QUEL DEVELOPPEMENT EN ARIEGE ?
Hier j’avais fait part de ma déception, car l’agriculture avait encore son ministère. Vous vous doutez que cette position n’est pas
appréciée dans le milieu (professionnel comme ils disent) et même de certains amis.
Il me semble pourtant que l’on se doit de faire, comme pour toutes les autres activités, un bilan « écologique » de
l’agriculture.
Alors sans vouloir rentrer dans tous les chiffres, posons quelques données.
Va-t-on reconnaître que l’agriculture industrielle participe à l’épuisement des ressources ?
Il n’y a pas que le pétrole qui sert aux machines, faisons le bilan du chauffage des serres, du transport des marchandises, des
emballages utilisés et non réemployés ( cageot, films plastiques, bidons…).
Ajoutons-y le bilan écologique des outils utilisés : machines tracteurs certes, mais aussi engrais chimiques et produits de
traitements (tous issus de l’industrie du pétrole ) et là aussi leur transport.
Faisons le bilan « emploi » de l’agriculture.
Beaucoup semblent admettre que c’est un domaine où la productivité a fait des bonds énormes, mais, on compte juste la production des produits. Rajoutons-y toutes les personnes qui participent à
la fabrication des machines, des produits, le transport, les emballages… certains économistes parlent même de l’externalisation de la production.
Et on pourrait aller assez loin dans ces calculs : le soja par exemple produit au Brésil et qui sert à engraisser les animaux
en Europe.
L’agriculture actuelle pollue.
Il n’y a qu’à voir la qualité de l’eau en Bretagne. Mais de plus elle ne participe pas à la dépollution, le principe du « pollueur-payeur » n’est pas appliqué, c’est le consommateur
final qui paie. Dans le même temps l’industrie en France a plus progressé dans la limitation de la pollution.
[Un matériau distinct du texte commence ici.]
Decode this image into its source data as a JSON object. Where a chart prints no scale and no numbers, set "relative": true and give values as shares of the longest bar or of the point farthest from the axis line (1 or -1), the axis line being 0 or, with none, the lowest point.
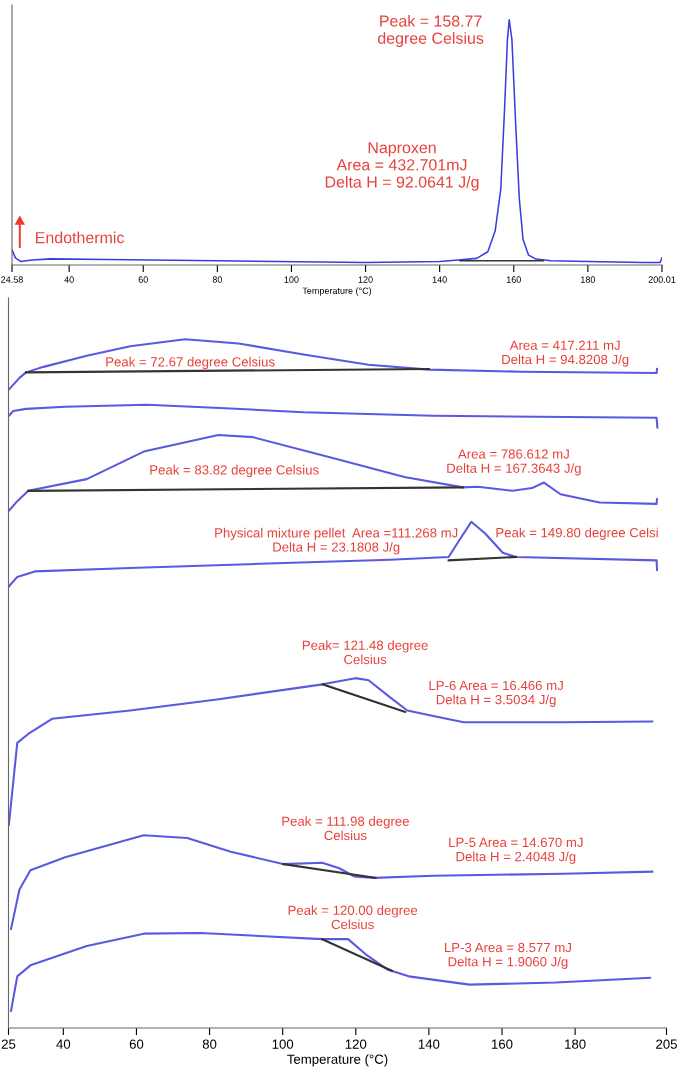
{
  "chart_data": [
    {
      "type": "line",
      "relative": true,
      "xlabel": "Temperature (°C)",
      "xlim": [
        24.58,
        200.01
      ],
      "xticks": [
        24.58,
        40,
        60,
        80,
        100,
        120,
        140,
        160,
        180,
        200.01
      ],
      "grid": false,
      "legend": false,
      "series": [
        {
          "color": "#3b3bdf",
          "x": [
            24.58,
            25.5,
            27,
            30,
            35,
            50,
            80,
            120,
            140,
            145,
            150,
            153,
            155,
            156.5,
            157.5,
            158.3,
            158.77,
            159.5,
            160.5,
            161.5,
            162.5,
            164,
            166,
            170,
            180,
            195,
            199.5,
            200.01
          ],
          "values": [
            0.062,
            0.029,
            0.014,
            0.02,
            0.025,
            0.022,
            0.017,
            0.01,
            0.014,
            0.02,
            0.027,
            0.054,
            0.14,
            0.31,
            0.63,
            0.92,
            1,
            0.92,
            0.58,
            0.27,
            0.105,
            0.04,
            0.024,
            0.017,
            0.014,
            0.01,
            0.01,
            0.03
          ]
        },
        {
          "color": "#333333",
          "x": [
            145.5,
            168
          ],
          "values": [
            0.017,
            0.017
          ]
        }
      ],
      "annotations": [
        "Peak = 158.77\ndegree Celsius",
        "Naproxen\nArea = 432.701mJ\nDelta H = 92.0641 J/g",
        "Endothermic"
      ]
    },
    {
      "type": "line",
      "relative": true,
      "xlabel": "Temperature (°C)",
      "xlim": [
        25,
        205
      ],
      "xticks": [
        25,
        40,
        60,
        80,
        100,
        120,
        140,
        160,
        180,
        205
      ],
      "grid": false,
      "legend": false,
      "series": [
        {
          "color": "#5a5ae0",
          "x": [
            25.1,
            28.0,
            29.8,
            34.6,
            46.4,
            58.3,
            73.3,
            87.9,
            105.7,
            123.5,
            140.0,
            165,
            202.3,
            202.4
          ],
          "values": [
            0.927,
            0.944,
            0.952,
            0.96,
            0.976,
            0.99,
            1,
            0.994,
            0.978,
            0.963,
            0.956,
            0.953,
            0.951,
            0.957
          ]
        },
        {
          "color": "#333333",
          "x": [
            29.8,
            140
          ],
          "values": [
            0.952,
            0.957
          ]
        },
        {
          "color": "#5a5ae0",
          "x": [
            25.1,
            26.3,
            29.8,
            40.5,
            63,
            84.2,
            105.7,
            141.2,
            202.3,
            202.5
          ],
          "values": [
            0.889,
            0.896,
            0.899,
            0.902,
            0.905,
            0.9,
            0.894,
            0.889,
            0.886,
            0.872
          ]
        },
        {
          "color": "#5a5ae0",
          "x": [
            25.1,
            27.4,
            30.4,
            46.4,
            62,
            82.4,
            91.8,
            115.5,
            133.3,
            149.3,
            153.4,
            162.9,
            168.2,
            171.5,
            176,
            186.7,
            202.3,
            202.4
          ],
          "values": [
            0.751,
            0.765,
            0.78,
            0.797,
            0.837,
            0.861,
            0.858,
            0.825,
            0.8,
            0.785,
            0.786,
            0.78,
            0.784,
            0.792,
            0.775,
            0.763,
            0.761,
            0.768
          ]
        },
        {
          "color": "#333333",
          "x": [
            30.4,
            149.3
          ],
          "values": [
            0.78,
            0.785
          ]
        },
        {
          "color": "#5a5ae0",
          "x": [
            25.1,
            27.4,
            32.2,
            58.3,
            93.8,
            129.4,
            145.4,
            148.4,
            151.6,
            155.4,
            160.2,
            163.8,
            202.3,
            202.4
          ],
          "values": [
            0.641,
            0.655,
            0.663,
            0.668,
            0.674,
            0.68,
            0.684,
            0.709,
            0.735,
            0.718,
            0.69,
            0.684,
            0.679,
            0.665
          ]
        },
        {
          "color": "#333333",
          "x": [
            145.4,
            163.8
          ],
          "values": [
            0.679,
            0.684
          ]
        },
        {
          "color": "#5a5ae0",
          "x": [
            25.1,
            27.4,
            30.4,
            36.9,
            58.3,
            82,
            110.9,
            119.9,
            123.5,
            129.4,
            134.1,
            141.2,
            149.5,
            176.7,
            201.1
          ],
          "values": [
            0.295,
            0.414,
            0.427,
            0.449,
            0.461,
            0.477,
            0.499,
            0.508,
            0.505,
            0.48,
            0.461,
            0.453,
            0.444,
            0.444,
            0.445
          ]
        },
        {
          "color": "#333333",
          "x": [
            110.9,
            133.5
          ],
          "values": [
            0.499,
            0.459
          ]
        },
        {
          "color": "#5a5ae0",
          "x": [
            25.7,
            28,
            31,
            40.5,
            62,
            73.9,
            85.8,
            100.1,
            110.8,
            115.5,
            119.6,
            125,
            141.2,
            176.7,
            201.1
          ],
          "values": [
            0.144,
            0.201,
            0.229,
            0.248,
            0.28,
            0.276,
            0.256,
            0.238,
            0.24,
            0.232,
            0.22,
            0.218,
            0.221,
            0.224,
            0.227
          ]
        },
        {
          "color": "#333333",
          "x": [
            100.1,
            125.4
          ],
          "values": [
            0.238,
            0.218
          ]
        },
        {
          "color": "#5a5ae0",
          "x": [
            25.7,
            27.4,
            31,
            46.4,
            62,
            77.6,
            110.8,
            117.9,
            122.7,
            128.6,
            134.5,
            151.1,
            174.7,
            200.5
          ],
          "values": [
            0.025,
            0.075,
            0.091,
            0.119,
            0.137,
            0.138,
            0.129,
            0.129,
            0.107,
            0.085,
            0.075,
            0.063,
            0.066,
            0.073
          ]
        },
        {
          "color": "#333333",
          "x": [
            110.8,
            129.9
          ],
          "values": [
            0.129,
            0.083
          ]
        }
      ],
      "annotations": [
        "Peak = 72.67 degree Celsius",
        "Area = 417.211 mJ\nDelta H = 94.8208 J/g",
        "Area = 786.612 mJ\nDelta H = 167.3643 J/g",
        "Peak = 83.82 degree Celsius",
        "Physical mixture pellet  Area =111.268 mJ\nDelta H = 23.1808 J/g",
        "Peak = 149.80 degree Celsi",
        "Peak= 121.48 degree\nCelsius",
        "LP-6 Area = 16.466 mJ\nDelta H = 3.5034 J/g",
        "Peak = 111.98 degree\nCelsius",
        "LP-5 Area = 14.670 mJ\nDelta H = 2.4048 J/g",
        "Peak = 120.00 degree\nCelsius",
        "LP-3 Area = 8.577 mJ\nDelta H = 1.9060 J/g"
      ]
    }
  ]
}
L’agriculture peut-elle participer aux énergies renouvelables ?
On a pu le croire avec les biocarburants, ou
plutôt les agrocarburants.
Hélas, la direction prise par Chirac est la mauvaise : le rapport énergétique de la fabrication d’éthanol, à partir de maïs,
colza ou betterave, est négatif ! De plus il entraîne une production concentrée, actuellement Dunkerque et Pau par exemple, donc il va rajouter des camions sur les routes car il a été choisi
une distribution sur tout le territoire. Compte tenu de la faible demande, c’est aberrant écologiquement et économiquement.
Car ce projet Chirac-Breton ne change rien aux pratiques agricoles : l’agriculture est le principal utilisateur et gaspilleur
d’eau, aux périodes où il en manque, en été pardi !!
L’eau et le transport sont, sans aucun doute possible, les enjeux majeurs des prochains jours.
Alors quand la FDSEA de l’Ariège se réjouit des dernières pluies, entendant par là que l’on pourra irriguer à loisir, quand elle
demande aussi que les contrôles sur « l’éco-conditionnalité » soient assouplis, je m’inquiète !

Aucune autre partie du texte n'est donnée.